In [1]:
import pandas as pd

In [2]:
df = pd.read_csv("data/goemotions_1.csv")

In [3]:
from sklearn.pipeline import make_pipeline
from sklearn.linear_model import LogisticRegression
from sklearn.feature_extraction.text import CountVectorizer

In [53]:
pd.set_option('display.max_colwidth', None)
label_of_interest = 'excitement'

print(df[['text', label_of_interest]].loc[lambda d: d[label_of_interest] == 0].sample(4).to_markdown())

|       | text                                                                    |   excitement |
|------:|:------------------------------------------------------------------------|-------------:|
| 27233 | my favourite singer ([NAME]) helped write one of the songs so i love it |            0 |
|  1385 | No i didn’t all i know is that i binged 3 seasoms of it.                |            0 |
| 17077 | I liked [NAME]...                                                       |            0 |
| 55699 | A "wise" man once told me: > DO > YOUR > OWN >RESEARCH >!               |            0 |


In [5]:
X, y = list(df['text']), df[label_of_interest]

pipe = make_pipeline(
    CountVectorizer(), 
    LogisticRegression(class_weight='balanced', max_iter=1000)
)

In [6]:
from sklearn.pipeline import make_union
from whatlies.language import BytePairLanguage

pipe_emb = make_pipeline(
    make_union(
        BytePairLanguage("en", vs=1_000), 
        BytePairLanguage("en", vs=100_000)
    ),
    LogisticRegression(class_weight='balanced', max_iter=1000)
)

In [8]:
from doubtlab.ensemble import DoubtEnsemble
from doubtlab.reason import ProbaReason, DisagreeReason, ShortConfidenceReason

In [9]:
pipe.fit(X, y)
pipe_emb.fit(X, y)

Pipeline(steps=[('featureunion',
                 FeatureUnion(transformer_list=[('bytepairlanguage-1',
                                                 BytePairLanguage(lang='en',
                                                                  vs=1000)),
                                                ('bytepairlanguage-2',
                                                 BytePairLanguage(lang='en',
                                                                  vs=100000))])),
                ('logisticregression',
                 LogisticRegression(class_weight='balanced', max_iter=1000))])

In [54]:
reasons = {
    'proba': ProbaReason(pipe),
    'disagree': DisagreeReason(pipe, pipe_emb),
    'short_pipe': ShortConfidenceReason(pipe),
    'short_pipe_emb': ShortConfidenceReason(pipe_emb),
}

doubt = DoubtEnsemble(**reasons)

In [55]:
predicates = doubt.get_predicates(X, y)

In [56]:
df_sorted = df.iloc[predicates.index][['text', label_of_interest]]
df_label = pd.concat([df_sorted, predicates], axis=1)

In [70]:
print(df_label[['text', label_of_interest]].loc[lambda d: d['excitement'] == 0].head(10).to_markdown(index=False))

| text                             |   excitement |
|:---------------------------------|-------------:|
| Happy Easter everyone!!          |            0 |
| Happy Easter everyone!!          |            0 |
| Happy Easter everyone!!          |            0 |
| Congratulations mate!!           |            0 |
| Yes every time                   |            0 |
| New flavour!
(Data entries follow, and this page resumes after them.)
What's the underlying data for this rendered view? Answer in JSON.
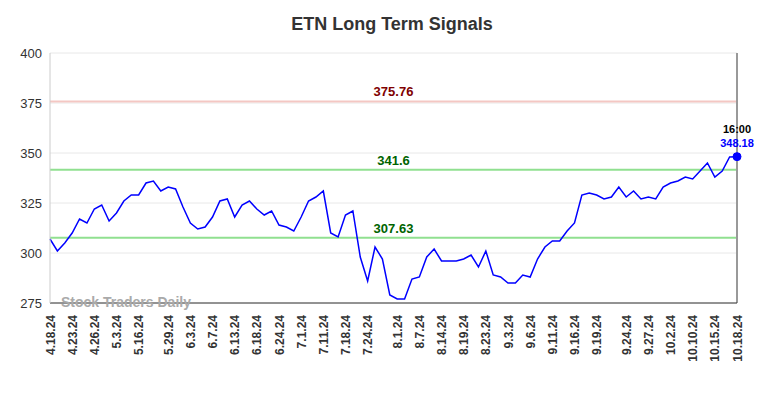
{
  "chart_data": {
    "type": "line",
    "title": "ETN Long Term Signals",
    "watermark": "Stock Traders Daily",
    "last_label": "16:00",
    "categories": [
      "4.18.24",
      null,
      null,
      "4.23.24",
      null,
      null,
      "4.26.24",
      null,
      null,
      "5.3.24",
      null,
      null,
      "5.16.24",
      null,
      null,
      null,
      "5.29.24",
      null,
      null,
      "6.3.24",
      null,
      null,
      "6.7.24",
      null,
      null,
      "6.13.24",
      null,
      null,
      "6.18.24",
      null,
      null,
      "6.24.24",
      null,
      null,
      "7.1.24",
      null,
      null,
      "7.11.24",
      null,
      null,
      "7.18.24",
      null,
      null,
      "7.24.24",
      null,
      null,
      null,
      "8.1.24",
      null,
      null,
      "8.7.24",
      null,
      null,
      "8.14.24",
      null,
      null,
      "8.19.24",
      null,
      null,
      "8.23.24",
      null,
      null,
      "9.3.24",
      null,
      null,
      "9.6.24",
      null,
      null,
      "9.11.24",
      null,
      null,
      "9.16.24",
      null,
      null,
      "9.19.24",
      null,
      null,
      null,
      "9.24.24",
      null,
      null,
      "9.27.24",
      null,
      null,
      "10.2.24",
      null,
      null,
      "10.10.24",
      null,
      null,
      "10.15.24",
      null,
      null,
      "10.18.24"
    ],
    "values": [
      307,
      301,
      305,
      310,
      317,
      315,
      322,
      324,
      316,
      320,
      326,
      329,
      329,
      335,
      336,
      331,
      333,
      332,
      323,
      315,
      312,
      313,
      318,
      326,
      327,
      318,
      324,
      326,
      322,
      319,
      321,
      314,
      313,
      311,
      318,
      326,
      328,
      331,
      310,
      308,
      319,
      321,
      298,
      286,
      303,
      297,
      279,
      277,
      277,
      287,
      288,
      298,
      302,
      296,
      296,
      296,
      297,
      299,
      293,
      301,
      289,
      288,
      285,
      285,
      289,
      288,
      297,
      303,
      306,
      306,
      311,
      315,
      329,
      330,
      329,
      327,
      328,
      333,
      328,
      331,
      327,
      328,
      327,
      333,
      335,
      336,
      338,
      337,
      341,
      345,
      338,
      341,
      348,
      348.18
    ],
    "color": "#0000ff",
    "ylim": [
      275,
      400
    ],
    "yticks": [
      275,
      300,
      325,
      350,
      375,
      400
    ],
    "grid": true,
    "reference_lines": [
      {
        "value": 375.76,
        "color": "#f4c7c3",
        "label_color": "#800000"
      },
      {
        "value": 341.6,
        "color": "#90e090",
        "label_color": "#006400"
      },
      {
        "value": 307.63,
        "color": "#90e090",
        "label_color": "#006400"
      }
    ]
  }
}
I love it!          |            0 |
| Wow! Prayers for everyone there. |            0 |
| Wow! Prayers for everyone there. |            0 |
| Hey vro!                         |            0 |
| Oh my gooooooooood               |            0 |


## Differences 

It's pretty interesting to observe that different predicates really represent different reasons of doubt.

### CountVector Confidence Short

In [73]:
print(df_label
 .sort_values("predicate_short_pipe", ascending=False)
 .head(10)[['text', label_of_interest]]
 .drop_duplicates()
 .to_markdown(index=False))

| text                                                                                                                                      |   excitement |
|:------------------------------------------------------------------------------------------------------------------------------------------|-------------:|
| I am inexplicably excited by [NAME]. I get so excited by how he curls passes                                                              |            0 |
| Omg this is so amazing ! Keep up the awesome work and have a fantastic New Year !                                                         |            0 |
| Sounds like a fun game. Our home game around here is .05/.10. Its fun but not very exciting.                                              |            0 |
| So no replays for arsenal penalty calls.. Cool cool cool cool cool cool cool cool                                                         |            0 |
| Wow, your posting history is a real... interesting ride.

### BytePair Confidence Short

In [76]:
print(df_label
 .sort_values("predicate_short_pipe_emb", ascending=False)
 .head(20)[['text', label_of_interest]]
 .drop_duplicates()
 .to_markdown(index=False))

| text                       |   excitement |
|:---------------------------|-------------:|
| Woot woot!                 |            0 |
| WOW!!!                     |            0 |
| Happy birthday!            |            0 |
| Happy Birthday!            |            0 |
| Happy one week anniversary |            0 |
| Happy Birthday!!!          |            0 |
| Pop pop!                   |            0 |
| Enjoy the ride!            |            0 |
| Very interesting!!!        |            0 |
| My exact reaction          |            0 |
| happy birthday dude!       |            0 |
| Enjoy                      |            0 |
| Oh wow!!!                  |            0 |
| This sounds interesting    |            0 |


## CountVector Proba

In [78]:
print(df_label
 .sort_values("predicate_proba", ascending=False)
 .head(10)[['text', label_of_interest]]
 .drop_duplicates()
 .to_markdown(index=False))

| text                                                                                                                          |   excitement |
|:------------------------------------------------------------------------------------------------------------------------------|-------------:|
| Happy Easter everyone!!                                                                                                       |            0 |
| This game is on [NAME]...                                                                                                     |            0 |
| I swear if it's the Cowboys and the Patriots in the Super Bowl I'm going to burn something down.                              |            0 |
| I'm on red pills :)                                                                                                           |            0 |
| Wow. I hope that asst manager will be looking for a new job soon.                                                             |